A biomédica doutora em Genética Caroline Cardozo Gasparin, professora no Centro Universitário UniBrasil e na Instituição UniEnsino – Centro Universitário do Paraná, é a orientadora de um artigo de revisão que explora a existência de uma dupla influência da microbiota intestinal com interferência sobre a resposta aos medicamentos. “É muito interessante estudar a influência que os fármacos têm sobre a microbiota e vice-versa, uma vez que estudos demonstram uma espécie de via de mão dupla em que a microbiota pode interferir sobre a resposta aos medicamentos, assim como pode ter sua composição alterada pelos fármacos”, reforça.
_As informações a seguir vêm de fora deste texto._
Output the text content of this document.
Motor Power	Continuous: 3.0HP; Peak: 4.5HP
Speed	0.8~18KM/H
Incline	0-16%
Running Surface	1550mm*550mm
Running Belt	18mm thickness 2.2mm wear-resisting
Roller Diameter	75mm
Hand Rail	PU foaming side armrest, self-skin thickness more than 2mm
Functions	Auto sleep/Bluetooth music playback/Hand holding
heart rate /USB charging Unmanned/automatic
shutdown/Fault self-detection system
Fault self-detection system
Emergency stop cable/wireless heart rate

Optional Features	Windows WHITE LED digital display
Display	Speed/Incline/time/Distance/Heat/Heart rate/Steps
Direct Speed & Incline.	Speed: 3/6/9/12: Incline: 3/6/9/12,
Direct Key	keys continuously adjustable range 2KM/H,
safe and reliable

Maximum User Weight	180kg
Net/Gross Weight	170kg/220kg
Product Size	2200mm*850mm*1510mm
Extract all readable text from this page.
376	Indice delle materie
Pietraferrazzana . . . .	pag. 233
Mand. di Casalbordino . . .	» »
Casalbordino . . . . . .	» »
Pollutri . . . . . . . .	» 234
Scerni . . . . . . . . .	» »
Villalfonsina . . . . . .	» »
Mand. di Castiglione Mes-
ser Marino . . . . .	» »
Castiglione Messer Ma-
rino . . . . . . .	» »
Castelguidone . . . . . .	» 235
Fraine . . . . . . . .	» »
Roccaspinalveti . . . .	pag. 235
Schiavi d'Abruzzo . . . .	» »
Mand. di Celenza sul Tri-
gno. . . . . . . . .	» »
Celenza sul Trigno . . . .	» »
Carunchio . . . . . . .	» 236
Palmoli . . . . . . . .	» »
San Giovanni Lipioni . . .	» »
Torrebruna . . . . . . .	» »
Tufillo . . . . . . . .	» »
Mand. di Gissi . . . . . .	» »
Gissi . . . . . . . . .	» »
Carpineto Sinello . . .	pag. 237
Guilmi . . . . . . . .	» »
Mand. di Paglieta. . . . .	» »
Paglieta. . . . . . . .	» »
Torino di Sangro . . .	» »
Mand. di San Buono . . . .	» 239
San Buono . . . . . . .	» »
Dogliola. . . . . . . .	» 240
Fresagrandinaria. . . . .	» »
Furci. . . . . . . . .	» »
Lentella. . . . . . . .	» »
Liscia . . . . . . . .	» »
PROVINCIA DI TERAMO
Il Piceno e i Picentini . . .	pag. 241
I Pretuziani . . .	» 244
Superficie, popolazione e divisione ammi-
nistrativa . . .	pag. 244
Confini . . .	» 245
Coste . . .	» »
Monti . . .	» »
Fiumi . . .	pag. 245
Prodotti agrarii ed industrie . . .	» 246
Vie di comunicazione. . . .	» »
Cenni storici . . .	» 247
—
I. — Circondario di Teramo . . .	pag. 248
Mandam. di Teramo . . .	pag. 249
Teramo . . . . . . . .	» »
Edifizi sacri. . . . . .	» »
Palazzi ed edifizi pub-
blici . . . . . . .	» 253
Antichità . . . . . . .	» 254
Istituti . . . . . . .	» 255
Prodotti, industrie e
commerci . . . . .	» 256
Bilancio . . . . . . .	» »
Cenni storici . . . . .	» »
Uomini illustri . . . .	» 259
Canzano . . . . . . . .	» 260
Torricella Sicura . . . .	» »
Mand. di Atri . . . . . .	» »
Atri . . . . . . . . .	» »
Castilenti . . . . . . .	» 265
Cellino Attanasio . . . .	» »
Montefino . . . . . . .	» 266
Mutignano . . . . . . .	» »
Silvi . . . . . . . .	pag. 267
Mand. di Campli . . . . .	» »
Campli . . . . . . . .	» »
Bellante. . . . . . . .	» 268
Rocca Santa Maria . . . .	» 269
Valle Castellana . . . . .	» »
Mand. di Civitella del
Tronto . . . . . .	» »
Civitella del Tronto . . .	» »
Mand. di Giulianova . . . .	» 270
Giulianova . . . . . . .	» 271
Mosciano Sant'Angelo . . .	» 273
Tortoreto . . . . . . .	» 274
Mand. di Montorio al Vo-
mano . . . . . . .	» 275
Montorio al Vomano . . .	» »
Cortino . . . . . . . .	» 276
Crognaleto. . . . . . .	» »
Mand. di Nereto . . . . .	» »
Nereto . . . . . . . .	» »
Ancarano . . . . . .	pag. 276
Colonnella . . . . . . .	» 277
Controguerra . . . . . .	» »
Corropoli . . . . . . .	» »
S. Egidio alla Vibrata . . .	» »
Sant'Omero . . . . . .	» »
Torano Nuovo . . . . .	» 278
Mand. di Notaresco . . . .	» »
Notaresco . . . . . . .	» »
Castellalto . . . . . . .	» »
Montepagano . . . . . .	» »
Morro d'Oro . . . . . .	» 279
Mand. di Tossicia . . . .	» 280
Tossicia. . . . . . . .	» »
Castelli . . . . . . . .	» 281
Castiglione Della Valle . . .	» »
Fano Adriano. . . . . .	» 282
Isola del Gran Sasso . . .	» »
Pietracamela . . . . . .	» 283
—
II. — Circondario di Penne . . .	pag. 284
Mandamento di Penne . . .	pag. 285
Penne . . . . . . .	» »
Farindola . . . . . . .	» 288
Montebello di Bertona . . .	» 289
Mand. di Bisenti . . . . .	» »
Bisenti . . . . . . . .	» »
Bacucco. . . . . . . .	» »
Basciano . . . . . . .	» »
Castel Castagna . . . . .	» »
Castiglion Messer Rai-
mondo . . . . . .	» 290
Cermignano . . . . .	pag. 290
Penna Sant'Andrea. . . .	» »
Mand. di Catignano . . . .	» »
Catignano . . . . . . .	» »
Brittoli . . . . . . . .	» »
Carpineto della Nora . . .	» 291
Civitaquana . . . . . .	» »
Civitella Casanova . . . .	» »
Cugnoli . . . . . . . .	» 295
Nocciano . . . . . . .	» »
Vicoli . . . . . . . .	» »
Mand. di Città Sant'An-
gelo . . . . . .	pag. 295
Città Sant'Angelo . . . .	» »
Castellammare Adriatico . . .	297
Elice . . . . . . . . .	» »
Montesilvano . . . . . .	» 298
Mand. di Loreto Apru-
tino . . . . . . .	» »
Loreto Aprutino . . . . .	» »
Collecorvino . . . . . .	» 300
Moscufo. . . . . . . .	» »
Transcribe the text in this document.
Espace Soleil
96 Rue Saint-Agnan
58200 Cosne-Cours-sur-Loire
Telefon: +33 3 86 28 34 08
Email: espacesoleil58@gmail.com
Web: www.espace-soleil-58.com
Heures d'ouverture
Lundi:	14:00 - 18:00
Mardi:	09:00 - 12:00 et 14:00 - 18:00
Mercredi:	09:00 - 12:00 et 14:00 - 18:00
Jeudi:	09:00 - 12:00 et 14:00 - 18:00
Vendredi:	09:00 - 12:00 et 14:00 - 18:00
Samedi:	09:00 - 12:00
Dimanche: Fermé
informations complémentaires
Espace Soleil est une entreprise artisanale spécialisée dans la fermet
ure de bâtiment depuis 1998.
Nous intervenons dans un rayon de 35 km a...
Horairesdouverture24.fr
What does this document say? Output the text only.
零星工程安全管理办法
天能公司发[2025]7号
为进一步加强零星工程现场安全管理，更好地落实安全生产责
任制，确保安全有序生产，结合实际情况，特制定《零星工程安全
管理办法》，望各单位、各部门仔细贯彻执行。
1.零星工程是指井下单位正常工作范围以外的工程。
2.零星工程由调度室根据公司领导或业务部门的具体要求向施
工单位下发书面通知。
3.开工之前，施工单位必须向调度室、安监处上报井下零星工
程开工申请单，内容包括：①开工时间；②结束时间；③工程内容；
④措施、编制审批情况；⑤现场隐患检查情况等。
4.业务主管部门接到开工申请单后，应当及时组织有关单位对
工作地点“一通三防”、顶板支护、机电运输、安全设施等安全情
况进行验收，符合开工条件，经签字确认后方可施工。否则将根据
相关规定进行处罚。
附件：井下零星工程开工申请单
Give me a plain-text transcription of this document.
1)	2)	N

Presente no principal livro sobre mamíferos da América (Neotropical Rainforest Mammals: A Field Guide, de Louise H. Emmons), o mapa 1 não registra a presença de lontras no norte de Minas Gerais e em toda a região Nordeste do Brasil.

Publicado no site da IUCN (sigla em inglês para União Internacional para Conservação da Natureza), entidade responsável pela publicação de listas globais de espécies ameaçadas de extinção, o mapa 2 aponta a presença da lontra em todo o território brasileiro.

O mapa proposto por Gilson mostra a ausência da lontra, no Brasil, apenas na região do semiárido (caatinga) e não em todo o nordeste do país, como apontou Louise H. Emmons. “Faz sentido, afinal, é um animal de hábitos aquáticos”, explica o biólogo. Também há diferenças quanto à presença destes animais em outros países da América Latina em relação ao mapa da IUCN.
No artigo ‘A influência dos fármacos sobre a microbiota gastrointestinal humana: uma revisão de literatura’, publicado em 2024 no Brazilian Journal of Implantology and Healthy Sciences, os autores reforçam que os microrganismos que compõem a microbiota intestinal humana podem modular a farmacocinética e a farmacodinâmica de medicamentos, seja por meio da transformação direta dos compostos medicamentosos, seja pela regulação do metabolismo do indivíduo.

“Muitos fármacos podem alterar a composição da microbiota intestinal levando à elevação de alguns tipos de microrganismos e à redução de outros bem importantes para o equilíbrio do ambiente intestinal”, sinaliza a professora, ao acrescentar que os dados acerca da influência que os microrganismos exercem sobre o organismo humano são numerosos. Dentre eles, pode-se verificar que são muitos os fatores passíveis de influenciar e alterar a composição da microbiota intestinal humana, tão importante para a manutenção da homeostase. Além disso, um desequilíbrio pode contribuir para quadros patológicos.

O estudo ‘Drug-microbiota interactions: an emerging priority for precision medicine‘ reforça que a variabilidade individual na resposta a medicamentos (IVDR, na sigla em inglês) pode ser uma das principais causas de reações adversas aos fármacos e à terapia prolongada. Segundo os autores, apesar da extensa pesquisa em farmacogenômica em relação ao impacto da formação genética individual na farmacocinética e na farmacodinâmica, a diversidade genética explica apenas uma proporção limitada dessa variabilidade individual. Por isso, os cientistas acreditam que a farmacomicrobiômica representa um caminho promissor para abordar a IVDR e melhorar os resultados dos tratamentos para os pacientes.

Comprovações – De acordo com os cientistas, mais de 70% dos 200 principais medicamentos prescritos atualmente em todo o mundo são metabolizados no fígado e cerca de 50% são metabolizados através do sistema enzimático P450 – também conhecido como citocromo P450. Este sistema consiste em um grupo de enzimas encontradas principalmente no fígado que desempenham um papel crucial no metabolismo de diversas substâncias, incluindo medicamentos, toxinas e hormônios. Além disso, 25% dessas drogas são eliminadas nos rins.